- GBP/USD rises to fresh session high post-CPI.
- Headline CPI prints at highest since March 2012.
- Pair back above 38.2% Fib R
GBP/USD jumped 30 pips to a fresh session high of 1.3380 after the UK Office for National Statistics data reported November CPI at 3.1 percent y/y; the highest level since March 2012. Markets were expecting CPI to print at 3 percent.
Meanwhile, the core CPI came in at 2.7 percent y/y as expected.
As of writing, the spot is trading at 1.3373. The Pound may remain well bid as the 10-year US-UK yield spread has narrowed slightly in the GBP-positive manner. The spread now stands at 116.4 bps vs. pre-data level of 117.1 bps. The spread had widened to 118 bps yesterday; its highest level since Aug. 15.
Still, the gains could be capped around the 5-day MA of 1.3391 as Brexit uncertainty could force the BoE to go slow with policy tightening.

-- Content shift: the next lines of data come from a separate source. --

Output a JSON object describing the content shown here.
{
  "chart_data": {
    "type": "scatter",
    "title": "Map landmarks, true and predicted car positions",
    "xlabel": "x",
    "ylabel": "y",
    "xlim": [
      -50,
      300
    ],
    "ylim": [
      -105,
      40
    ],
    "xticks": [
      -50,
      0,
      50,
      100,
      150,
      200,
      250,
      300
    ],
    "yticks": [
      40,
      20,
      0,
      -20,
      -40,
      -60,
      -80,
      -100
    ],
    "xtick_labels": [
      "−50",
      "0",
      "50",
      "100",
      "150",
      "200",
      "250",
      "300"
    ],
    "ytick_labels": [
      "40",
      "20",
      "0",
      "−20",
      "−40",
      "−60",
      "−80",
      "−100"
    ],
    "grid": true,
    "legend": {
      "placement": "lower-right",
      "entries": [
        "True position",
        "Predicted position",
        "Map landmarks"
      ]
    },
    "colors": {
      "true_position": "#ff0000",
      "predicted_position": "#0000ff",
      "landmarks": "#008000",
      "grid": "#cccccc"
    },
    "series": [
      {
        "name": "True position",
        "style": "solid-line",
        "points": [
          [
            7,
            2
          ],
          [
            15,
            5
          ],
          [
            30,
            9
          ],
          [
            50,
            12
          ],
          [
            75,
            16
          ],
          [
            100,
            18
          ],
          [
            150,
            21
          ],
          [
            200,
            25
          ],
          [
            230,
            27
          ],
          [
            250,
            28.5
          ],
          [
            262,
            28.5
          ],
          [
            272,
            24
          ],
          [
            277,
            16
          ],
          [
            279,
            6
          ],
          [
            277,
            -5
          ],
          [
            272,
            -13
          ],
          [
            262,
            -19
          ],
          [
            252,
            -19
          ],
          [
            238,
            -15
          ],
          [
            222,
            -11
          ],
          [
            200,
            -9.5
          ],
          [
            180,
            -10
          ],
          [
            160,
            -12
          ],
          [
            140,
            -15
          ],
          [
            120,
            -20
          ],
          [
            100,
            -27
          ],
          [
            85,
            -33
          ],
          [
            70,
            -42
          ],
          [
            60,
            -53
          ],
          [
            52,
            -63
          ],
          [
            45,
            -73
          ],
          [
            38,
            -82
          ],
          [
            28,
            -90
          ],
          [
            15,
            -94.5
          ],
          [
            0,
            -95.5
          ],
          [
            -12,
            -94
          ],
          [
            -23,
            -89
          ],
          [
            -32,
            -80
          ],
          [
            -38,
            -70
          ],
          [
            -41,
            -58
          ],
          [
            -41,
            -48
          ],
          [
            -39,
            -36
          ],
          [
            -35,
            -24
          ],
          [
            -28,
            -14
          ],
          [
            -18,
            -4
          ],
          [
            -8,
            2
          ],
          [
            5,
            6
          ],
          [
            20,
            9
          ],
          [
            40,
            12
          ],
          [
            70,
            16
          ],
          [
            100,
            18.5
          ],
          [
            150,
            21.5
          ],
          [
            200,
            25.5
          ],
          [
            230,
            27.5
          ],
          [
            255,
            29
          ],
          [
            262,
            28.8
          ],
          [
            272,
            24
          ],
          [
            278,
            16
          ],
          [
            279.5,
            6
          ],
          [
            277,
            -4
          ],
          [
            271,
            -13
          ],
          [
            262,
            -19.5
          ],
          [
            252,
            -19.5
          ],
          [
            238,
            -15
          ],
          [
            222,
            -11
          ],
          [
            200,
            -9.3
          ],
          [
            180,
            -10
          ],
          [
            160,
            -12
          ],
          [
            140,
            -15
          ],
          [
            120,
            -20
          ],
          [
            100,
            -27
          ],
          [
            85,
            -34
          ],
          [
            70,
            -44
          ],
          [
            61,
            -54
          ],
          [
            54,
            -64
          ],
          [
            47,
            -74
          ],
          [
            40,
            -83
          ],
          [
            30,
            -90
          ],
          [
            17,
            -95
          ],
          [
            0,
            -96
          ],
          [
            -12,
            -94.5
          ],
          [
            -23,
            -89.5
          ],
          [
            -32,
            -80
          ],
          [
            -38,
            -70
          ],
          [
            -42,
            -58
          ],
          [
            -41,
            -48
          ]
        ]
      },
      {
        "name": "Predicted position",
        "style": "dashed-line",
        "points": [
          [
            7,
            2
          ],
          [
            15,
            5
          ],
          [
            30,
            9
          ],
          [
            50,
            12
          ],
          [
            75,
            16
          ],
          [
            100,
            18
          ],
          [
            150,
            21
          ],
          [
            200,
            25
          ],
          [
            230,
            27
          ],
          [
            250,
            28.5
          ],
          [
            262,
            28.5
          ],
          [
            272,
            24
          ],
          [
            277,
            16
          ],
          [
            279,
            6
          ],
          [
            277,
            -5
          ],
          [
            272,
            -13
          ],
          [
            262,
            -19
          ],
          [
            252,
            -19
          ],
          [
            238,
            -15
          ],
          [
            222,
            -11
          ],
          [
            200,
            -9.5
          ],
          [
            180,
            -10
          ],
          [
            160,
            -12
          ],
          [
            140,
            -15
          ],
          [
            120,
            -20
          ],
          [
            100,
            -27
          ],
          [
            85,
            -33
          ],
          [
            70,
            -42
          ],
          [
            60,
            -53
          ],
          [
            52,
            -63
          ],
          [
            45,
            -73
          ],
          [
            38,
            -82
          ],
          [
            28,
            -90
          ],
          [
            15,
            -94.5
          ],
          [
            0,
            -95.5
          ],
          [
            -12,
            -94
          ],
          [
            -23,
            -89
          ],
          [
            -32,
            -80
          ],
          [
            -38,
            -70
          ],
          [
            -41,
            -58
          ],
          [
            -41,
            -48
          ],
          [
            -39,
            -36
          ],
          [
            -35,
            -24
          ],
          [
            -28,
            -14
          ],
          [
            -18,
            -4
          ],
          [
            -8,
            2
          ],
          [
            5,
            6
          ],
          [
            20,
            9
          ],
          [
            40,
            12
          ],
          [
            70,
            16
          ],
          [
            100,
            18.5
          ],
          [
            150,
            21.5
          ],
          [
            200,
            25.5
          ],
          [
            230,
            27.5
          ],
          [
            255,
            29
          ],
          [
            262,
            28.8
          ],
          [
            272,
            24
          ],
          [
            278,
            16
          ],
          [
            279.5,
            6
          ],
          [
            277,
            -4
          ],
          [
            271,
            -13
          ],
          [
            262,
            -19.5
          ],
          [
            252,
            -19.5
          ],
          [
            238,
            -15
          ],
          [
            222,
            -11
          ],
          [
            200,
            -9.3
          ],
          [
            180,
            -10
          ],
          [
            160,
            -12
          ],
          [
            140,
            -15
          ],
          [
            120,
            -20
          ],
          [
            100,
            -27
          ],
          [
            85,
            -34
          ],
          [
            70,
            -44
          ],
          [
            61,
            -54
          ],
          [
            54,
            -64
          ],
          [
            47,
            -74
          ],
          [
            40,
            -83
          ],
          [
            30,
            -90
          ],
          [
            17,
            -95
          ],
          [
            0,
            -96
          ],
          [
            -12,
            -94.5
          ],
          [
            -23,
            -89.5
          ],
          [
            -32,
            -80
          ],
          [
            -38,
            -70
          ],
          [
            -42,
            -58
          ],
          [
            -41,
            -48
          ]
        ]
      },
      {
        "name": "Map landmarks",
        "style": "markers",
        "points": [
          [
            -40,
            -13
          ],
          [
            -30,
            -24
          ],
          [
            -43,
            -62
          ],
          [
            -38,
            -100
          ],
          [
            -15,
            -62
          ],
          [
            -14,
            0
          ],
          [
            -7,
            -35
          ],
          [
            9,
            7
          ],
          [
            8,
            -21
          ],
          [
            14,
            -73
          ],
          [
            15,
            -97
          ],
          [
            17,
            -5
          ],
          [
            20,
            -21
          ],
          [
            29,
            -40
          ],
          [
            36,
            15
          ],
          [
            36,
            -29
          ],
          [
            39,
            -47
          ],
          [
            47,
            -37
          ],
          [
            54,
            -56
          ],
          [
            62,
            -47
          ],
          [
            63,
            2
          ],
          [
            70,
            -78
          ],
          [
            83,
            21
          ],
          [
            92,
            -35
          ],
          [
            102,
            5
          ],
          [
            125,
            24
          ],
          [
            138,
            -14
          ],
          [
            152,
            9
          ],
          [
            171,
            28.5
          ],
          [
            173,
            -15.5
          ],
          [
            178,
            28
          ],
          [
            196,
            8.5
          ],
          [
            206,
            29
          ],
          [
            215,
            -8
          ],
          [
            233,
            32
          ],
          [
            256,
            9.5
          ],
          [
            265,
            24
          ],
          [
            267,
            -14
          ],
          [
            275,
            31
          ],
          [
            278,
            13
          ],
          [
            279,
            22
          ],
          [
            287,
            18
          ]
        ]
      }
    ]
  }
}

Further, the USD may find takers ahead of tomorrow's FOMC rate decision.
GBP/USD Technical Outlook
Haresh Menghani, Editor and Analyst at FXStreet writes, "technically, the pair might now be eyeing for a bullish break through a short-term descending trend-line resistance near the 1.3535 region, above which the upward trajectory is likely to accelerate towards the 1.3600 handle en-route post-Brexit swing high resistance near the 1.3655-60 region, touched in September.
Alternatively, any profit-taking might now find immediate support near the 1.3480 region, which if broken could drag the pair back towards 1.3430-25 area en-route the 1.3385 strong support. A convincing break below the mentioned support levels might now negate any near-term bullish bias and turn the pair vulnerable to head back towards retesting the 1.3320 support area ahead of the 1.3300 handle."